According to the Southern African Fraud Prevention Service (SAFPS), impersonation attacks increased by 264 per cent for the first five months of the year compared to 2021.
According to iiDENTIFii, a remote biometric digital authentication and automated onboarding technology platform, the format involves receiving a call, email or SMS from the authorities urgently requesting payment.
“The details of the request are clear and professional and include personal information unique to you, so there is no reason to doubt it. This scam is fairly common, and the majority of consumers are on the lookout for it,” it noted.
“Now imagine receiving a call from a loved one and hearing their unmistakable voice on the other end of the line saying that they need money or your account information right away. This may sound like a fraud lifted straight out of science fiction, but – with the exponential development of AI tools – it is a growing reality,” it added in a statement.
Mr Gur Geva, founder and CEO of iiDENTIFii said the threat of voiceprint has become easier since it has become cheaper and more accessible.
“The technology required to impersonate an individual has become cheaper, easier to use and more accessible. This means that it is simpler than ever before for a criminal to assume one aspect of a person’s identity.”
“Historically, voice has been seen as an intimate and infallible part of a person’s identity. For that reason, many businesses and financial institutions used it as a part of their identity verification toolbox,” he explained.
This also raised worry among regulators in the United States; the Federal Trade Commission (FTC) last week issued an alert urging consumers to be vigilant for calls in which scammers sound exactly like their loved ones.
“All a criminal needs is a short audio clip of a family member’s voice – often scraped from social media – and a voice cloning program to stage an attack,” it warned.
iiDENTIFii warned that the potential of this technology is vast. Microsoft, for example, has recently piloted an AI tool that, with a short sample of a person’s voice, can generate audio in a wide range of different languages.
“While this has not been released for public use, it does illustrate how voice can be manipulated as a medium.”
Audio recognition technology has been an attractive security solution for financial services companies across the globe, with voice-based accounting enabling customers to deliver account instructions via voice command.
Voice biometrics offers real-time authentication, which replaces the need for security questions or even PINs, with companies like Barclays and Visa adopting voice-based authentication platforms for e-commerce.

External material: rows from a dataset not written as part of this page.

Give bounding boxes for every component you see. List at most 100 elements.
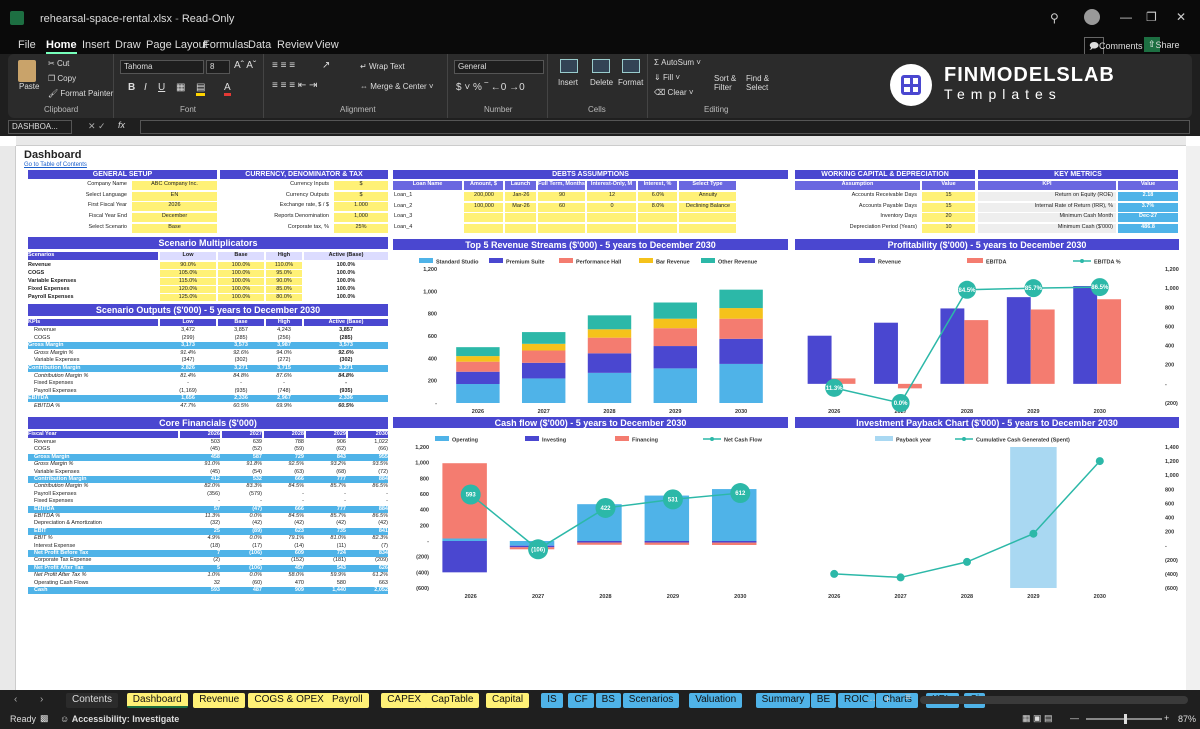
tab-capital[interactable]: Capital (486, 693, 530, 708)
grow-font-icon[interactable]: Aˆ Aˇ (234, 60, 256, 71)
minimize-icon[interactable]: — (1120, 10, 1132, 24)
tab-capex[interactable]: CAPEX (381, 693, 428, 708)
cashflow-bar-segment (644, 541, 690, 543)
tab-scenarios[interactable]: Scenarios (622, 693, 680, 708)
format-cells-icon[interactable] (622, 59, 640, 73)
delete-button[interactable]: Delete (590, 78, 613, 87)
menu-insert[interactable]: Insert (82, 39, 110, 51)
tab-cf[interactable]: CF (568, 693, 594, 708)
zoom-slider[interactable] (1086, 714, 1162, 724)
tab-captable[interactable]: CapTable (425, 693, 480, 708)
fx-icon[interactable]: fx (118, 120, 125, 130)
legend-label: Cumulative Cash Generated (Spent) (976, 438, 1070, 444)
formula-input[interactable] (140, 120, 1190, 134)
tab-next-icon[interactable]: › (40, 694, 43, 705)
italic-icon[interactable]: I (144, 82, 147, 93)
borders-icon[interactable]: ▦ (176, 82, 185, 93)
delete-cells-icon[interactable] (592, 59, 610, 73)
tab-menu-icon[interactable]: ≡ (905, 692, 911, 703)
tab-summary[interactable]: Summary (755, 693, 811, 708)
paste-icon[interactable] (18, 60, 36, 82)
cashflow-bar-segment (711, 541, 757, 543)
currency-format-icon[interactable]: $ ˅ % ‾ ←0 →0 (456, 82, 525, 93)
tab-revenue[interactable]: Revenue (193, 693, 246, 708)
more-tabs-icon[interactable]: … (866, 693, 876, 704)
worksheet[interactable]: Dashboard Go to Table of Contents GENERA… (0, 136, 1200, 690)
revenue-bar-segment (719, 289, 763, 309)
menu-data[interactable]: Data (248, 39, 271, 51)
tab-charts[interactable]: Charts (876, 693, 918, 708)
chart-title: Top 5 Revenue Streams ($'000) - 5 years … (465, 240, 716, 250)
font-color-icon[interactable]: A (224, 82, 231, 96)
close-icon[interactable]: ✕ (1176, 10, 1186, 24)
logo-mark-icon (890, 64, 932, 106)
chart-title: Profitability ($'000) - 5 years to Decem… (888, 240, 1087, 250)
fill-color-icon[interactable]: ▤ (196, 82, 206, 96)
tab-contents[interactable]: Contents (66, 693, 119, 708)
tab-cogs-opex[interactable]: COGS & OPEX (248, 693, 330, 708)
format-button[interactable]: Format (618, 78, 643, 87)
accessibility-status[interactable]: ☺ Accessibility: Investigate (60, 714, 179, 724)
menu-formulas[interactable]: Formulas (203, 39, 249, 51)
merge-center-button[interactable]: ⇔ Merge & Center ˅ (360, 82, 434, 91)
legend-label: Operating (452, 438, 478, 444)
find-select-button[interactable]: Find & Select (746, 74, 776, 92)
tab-payroll[interactable]: Payroll (326, 693, 369, 708)
insert-button[interactable]: Insert (558, 78, 578, 87)
fill-button[interactable]: ⇓ Fill ˅ (654, 73, 680, 82)
tab-is[interactable]: IS (541, 693, 563, 708)
align-top-icon[interactable]: ≡ ≡ ≡ (272, 60, 295, 71)
clear-button[interactable]: ⌫ Clear ˅ (654, 88, 694, 97)
cumulative-cash-point (830, 569, 839, 578)
share-button[interactable]: ⇧ Share (1144, 37, 1180, 52)
title-bar: rehearsal-space-rental.xlsx - Read-Only … (0, 0, 1200, 36)
menu-view[interactable]: View (315, 39, 339, 51)
revenue-bar-segment (456, 371, 500, 385)
avatar[interactable] (1084, 9, 1100, 25)
menu-page-layout[interactable]: Page Layout (146, 39, 208, 51)
legend-swatch (419, 258, 433, 263)
insert-cells-icon[interactable] (560, 59, 578, 73)
align-left-icon[interactable]: ≡ ≡ ≡ ⇤ ⇥ (272, 80, 317, 91)
legend-swatch (559, 258, 573, 263)
cut-button[interactable]: ✂ Cut (48, 59, 69, 68)
number-format-select[interactable]: General (454, 60, 544, 74)
menu-draw[interactable]: Draw (115, 39, 141, 51)
x-tick-label: 2026 (828, 594, 840, 600)
tab-be[interactable]: BE (810, 693, 837, 708)
zoom-in-icon[interactable]: + (1164, 713, 1169, 723)
tab-valuation[interactable]: Valuation (689, 693, 743, 708)
cancel-formula-icon[interactable]: ✕ ✓ (88, 121, 106, 132)
autosum-button[interactable]: Σ AutoSum ˅ (654, 58, 701, 67)
name-box[interactable]: DASHBOA... (8, 120, 72, 134)
orientation-icon[interactable]: ↗ (322, 60, 330, 71)
underline-icon[interactable]: U (158, 82, 165, 93)
revenue-bar (1006, 297, 1031, 384)
menu-file[interactable]: File (18, 39, 36, 51)
normal-view-icon[interactable]: ▦ ▣ ▤ (1022, 713, 1053, 724)
menu-home[interactable]: Home (46, 39, 77, 54)
font-size-select[interactable]: 8 (206, 60, 230, 74)
tab-prev-icon[interactable]: ‹ (14, 694, 17, 705)
restore-icon[interactable]: ❐ (1146, 10, 1157, 24)
tab-bs[interactable]: BS (595, 693, 621, 708)
bold-icon[interactable]: B (128, 82, 135, 93)
sort-filter-button[interactable]: Sort & Filter (714, 74, 742, 92)
tab-dashboard[interactable]: Dashboard (126, 693, 188, 708)
zoom-out-icon[interactable]: — (1070, 713, 1079, 723)
x-tick-label: 2030 (735, 409, 747, 415)
copy-button[interactable]: ❐ Copy (48, 74, 76, 83)
x-tick-label: 2030 (1094, 594, 1106, 600)
search-icon[interactable]: ⚲ (1050, 11, 1059, 25)
format-painter-button[interactable]: 🖌 Format Painter (48, 89, 113, 98)
paste-button[interactable]: Paste (19, 82, 39, 91)
wrap-text-button[interactable]: ↵ Wrap Text (360, 62, 405, 71)
menu-review[interactable]: Review (277, 39, 313, 51)
horizontal-scrollbar[interactable] (920, 696, 1188, 704)
zoom-level[interactable]: 87% (1178, 714, 1196, 724)
add-sheet-icon[interactable]: + (884, 692, 891, 706)
x-tick-label: 2027 (538, 409, 550, 415)
macro-icon[interactable]: ▩ (40, 713, 49, 724)
revenue-bar-segment (521, 362, 566, 379)
font-name-select[interactable]: Tahoma (120, 60, 204, 74)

“As voice-cloning becomes a viable threat, financial institutions need to be aware of the possibility of widespread fraud in voice-based interfaces. For example, a scammer could clone a consumer’s voice and transact on their behalf,” Mr Geva warned.
The rise of voice-cloning, according to the expert, illustrates the importance of sophisticated and multi-layered biometric authentication processes.
“Our experience, research and global insight at iiDENTIFii has led us to create a remote biometric digital verification technology that can authenticate a person in under 30 seconds, but more importantly, it triangulates the person’s identity, with their verified documentation and their liveness.
“While identity theft is growing in scale and sophistication, the tools we have at our disposal to prevent fraud are intelligent, scalable and up to the challenge,” he concluded.